虹のふもとで

照砂 楽

第1話

「おはようございます。間も無く、活動開始時刻となります。ミズはウェイカルを服用の上、直ちに奉仕を開始してください。」


 ※どこにいても聞き取れる明瞭な音声※けんえつを発する街頭声器から、変わり映えのない朝が始まる。こんにちは旅行者さん。この国は初めてですか?では私が案内致しましょう。あぁ、はい、それは皆さん真っ先に訊かれることですので。僕は国一番の大通りをお客様の荷物を抱えて歩いて行く。宿泊施設までの案内かって?いやいや、まず向かうのは監督府の訪人課ですよ。とりあえず、さっきの質問と一緒にこの国のことをお教えしますね。


 辺境の山奥に突然現れる荘厳な壁。どこまでも高く、霞むほどに長く広がる壁は、この世の理想郷リストピアを守るために建てられました。リストピアに住む人々は監督府と呼ばれる統治組織によって産まれながらに3つに分けられます。

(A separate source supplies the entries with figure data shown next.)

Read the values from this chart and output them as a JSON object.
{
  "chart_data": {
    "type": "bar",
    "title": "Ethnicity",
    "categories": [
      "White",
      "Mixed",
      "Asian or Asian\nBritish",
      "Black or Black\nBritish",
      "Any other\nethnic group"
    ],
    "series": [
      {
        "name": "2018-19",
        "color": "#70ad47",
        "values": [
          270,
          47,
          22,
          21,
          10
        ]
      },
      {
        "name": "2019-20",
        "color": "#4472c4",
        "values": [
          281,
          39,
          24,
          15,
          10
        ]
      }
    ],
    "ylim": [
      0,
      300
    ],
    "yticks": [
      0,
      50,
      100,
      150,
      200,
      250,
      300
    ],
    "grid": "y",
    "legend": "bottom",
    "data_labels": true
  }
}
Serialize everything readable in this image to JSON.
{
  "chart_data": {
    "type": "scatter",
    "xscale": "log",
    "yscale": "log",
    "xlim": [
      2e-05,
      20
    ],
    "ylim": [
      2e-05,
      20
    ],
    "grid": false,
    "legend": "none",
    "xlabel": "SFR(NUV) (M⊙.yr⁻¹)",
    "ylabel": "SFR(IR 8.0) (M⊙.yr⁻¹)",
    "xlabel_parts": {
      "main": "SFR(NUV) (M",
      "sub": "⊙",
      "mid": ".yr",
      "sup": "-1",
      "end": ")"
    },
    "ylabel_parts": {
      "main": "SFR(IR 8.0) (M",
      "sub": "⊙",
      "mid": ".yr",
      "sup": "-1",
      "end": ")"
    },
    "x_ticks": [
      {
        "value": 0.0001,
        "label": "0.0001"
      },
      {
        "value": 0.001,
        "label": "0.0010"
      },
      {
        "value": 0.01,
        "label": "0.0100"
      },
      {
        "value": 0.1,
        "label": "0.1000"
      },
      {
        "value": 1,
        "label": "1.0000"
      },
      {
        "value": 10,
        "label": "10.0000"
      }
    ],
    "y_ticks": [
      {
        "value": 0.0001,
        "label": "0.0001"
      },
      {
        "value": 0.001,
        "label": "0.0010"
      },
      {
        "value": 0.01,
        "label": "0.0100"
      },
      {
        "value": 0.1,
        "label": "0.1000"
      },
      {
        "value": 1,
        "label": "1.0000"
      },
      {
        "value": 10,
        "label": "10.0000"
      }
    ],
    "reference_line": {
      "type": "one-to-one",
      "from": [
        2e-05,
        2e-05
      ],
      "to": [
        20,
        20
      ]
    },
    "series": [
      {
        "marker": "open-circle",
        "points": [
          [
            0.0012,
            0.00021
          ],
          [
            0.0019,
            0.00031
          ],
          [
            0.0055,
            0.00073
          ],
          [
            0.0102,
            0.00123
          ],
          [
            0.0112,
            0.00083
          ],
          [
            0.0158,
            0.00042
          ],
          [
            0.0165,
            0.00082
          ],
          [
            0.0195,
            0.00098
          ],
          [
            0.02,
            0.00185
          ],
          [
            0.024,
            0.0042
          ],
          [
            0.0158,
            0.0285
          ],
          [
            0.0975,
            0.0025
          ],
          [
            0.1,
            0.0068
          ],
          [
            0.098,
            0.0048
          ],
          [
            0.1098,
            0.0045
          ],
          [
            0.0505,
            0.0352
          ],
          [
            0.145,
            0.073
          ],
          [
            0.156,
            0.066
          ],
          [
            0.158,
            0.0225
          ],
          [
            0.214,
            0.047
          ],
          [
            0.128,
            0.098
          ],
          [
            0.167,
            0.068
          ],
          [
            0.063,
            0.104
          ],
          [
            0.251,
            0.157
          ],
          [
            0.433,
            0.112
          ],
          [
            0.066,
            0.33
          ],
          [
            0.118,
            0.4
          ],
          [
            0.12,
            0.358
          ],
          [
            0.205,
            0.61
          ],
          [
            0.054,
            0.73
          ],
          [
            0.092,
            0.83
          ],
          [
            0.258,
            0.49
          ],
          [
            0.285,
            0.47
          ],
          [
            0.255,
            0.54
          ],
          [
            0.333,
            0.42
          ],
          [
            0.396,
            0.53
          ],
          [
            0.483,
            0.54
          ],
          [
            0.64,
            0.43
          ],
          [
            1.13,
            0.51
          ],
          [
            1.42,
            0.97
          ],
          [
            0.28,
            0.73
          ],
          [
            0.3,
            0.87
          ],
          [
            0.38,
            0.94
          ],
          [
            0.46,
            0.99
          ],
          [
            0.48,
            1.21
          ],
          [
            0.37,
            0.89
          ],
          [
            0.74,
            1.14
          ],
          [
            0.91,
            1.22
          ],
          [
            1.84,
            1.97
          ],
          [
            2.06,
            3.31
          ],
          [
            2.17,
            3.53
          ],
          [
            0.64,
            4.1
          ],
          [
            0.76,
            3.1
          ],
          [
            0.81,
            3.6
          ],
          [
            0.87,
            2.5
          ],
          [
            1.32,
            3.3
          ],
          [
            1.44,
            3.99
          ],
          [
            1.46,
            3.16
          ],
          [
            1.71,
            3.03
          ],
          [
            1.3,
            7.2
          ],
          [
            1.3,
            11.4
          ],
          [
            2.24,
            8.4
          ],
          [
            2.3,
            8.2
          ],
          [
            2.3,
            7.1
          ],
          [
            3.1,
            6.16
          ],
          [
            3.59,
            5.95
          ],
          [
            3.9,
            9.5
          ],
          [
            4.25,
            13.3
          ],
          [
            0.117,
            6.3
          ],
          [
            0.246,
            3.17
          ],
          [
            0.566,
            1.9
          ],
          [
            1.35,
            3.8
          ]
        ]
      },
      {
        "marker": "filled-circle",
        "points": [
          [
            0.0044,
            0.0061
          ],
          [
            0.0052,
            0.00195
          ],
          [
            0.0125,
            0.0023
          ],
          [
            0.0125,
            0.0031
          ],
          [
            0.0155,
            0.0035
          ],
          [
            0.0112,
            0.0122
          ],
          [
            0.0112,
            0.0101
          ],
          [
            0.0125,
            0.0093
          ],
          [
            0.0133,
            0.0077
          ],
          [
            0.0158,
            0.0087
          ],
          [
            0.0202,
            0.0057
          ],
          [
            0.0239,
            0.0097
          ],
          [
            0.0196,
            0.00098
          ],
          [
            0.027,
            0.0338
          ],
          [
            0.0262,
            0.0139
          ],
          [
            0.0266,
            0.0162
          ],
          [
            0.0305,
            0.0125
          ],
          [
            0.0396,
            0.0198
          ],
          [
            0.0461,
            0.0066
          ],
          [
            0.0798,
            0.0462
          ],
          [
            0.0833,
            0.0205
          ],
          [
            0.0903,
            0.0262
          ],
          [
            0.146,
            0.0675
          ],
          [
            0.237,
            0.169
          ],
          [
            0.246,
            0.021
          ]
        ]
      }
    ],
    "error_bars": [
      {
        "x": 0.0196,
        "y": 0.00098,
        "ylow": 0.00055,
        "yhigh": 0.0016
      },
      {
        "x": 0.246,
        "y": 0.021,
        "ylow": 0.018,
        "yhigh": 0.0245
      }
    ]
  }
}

公共事業に従事し、他の住民の雑務もこなす労働階級、ミズ。最も数が多く、※監督府の指導のもとで幸せな生活※けんえつを送る平民、ヒョウ様。そして最後にリストピアを維持するスポンサー、ミズを従えヒョウ達を束ねる特権階級ライ様。この※平等な分担制※けんえつこそが理想郷を支える大きな根となっているのです。


 いかがでしょうか?この国については、この通りです。さぁさぁ、お話してるうちに到着しました、ここで訪人の登録を済ませたらまたぜひお呼び立てください!観光案内は僕の仕事ですので。何でしょうか……まさかお礼なんておっしゃらないですよね?受け取ることはできません、僕は国の為に※喜んで奉仕※けんえつしているのですから。それでは、僕は外でウェイカルを飲んで待っていますね。



 親切な少年のロボットは、建物の外で透明なボトルに入った蛍光色のなにかを飲んでいる。とても親切なのだが、どうしても会話の端々で少年のものとは違う無感情な女の声が聞こえてくるのが気になった。それに先ほど少年の胸に表示されたリストピアの概略。ニヶ箇所だけ他とは違うフォントで表示されていたのはどういう事なのだろう。

 噂に聞きし理想郷……。ここで暮らす人々は皆、漏れる事なく至上の生活を約束されるという。ここまで決して歩きやすい道ではなかったが、家族も、友人も、すべてを棄てて私はここにいるのだ。

「こんにちは、ようこそリストピアへ。ご旅行でしょうか?」

 訪人課と書かれた看板の下で万年の笑顔を被せられたロボットが腰を折る。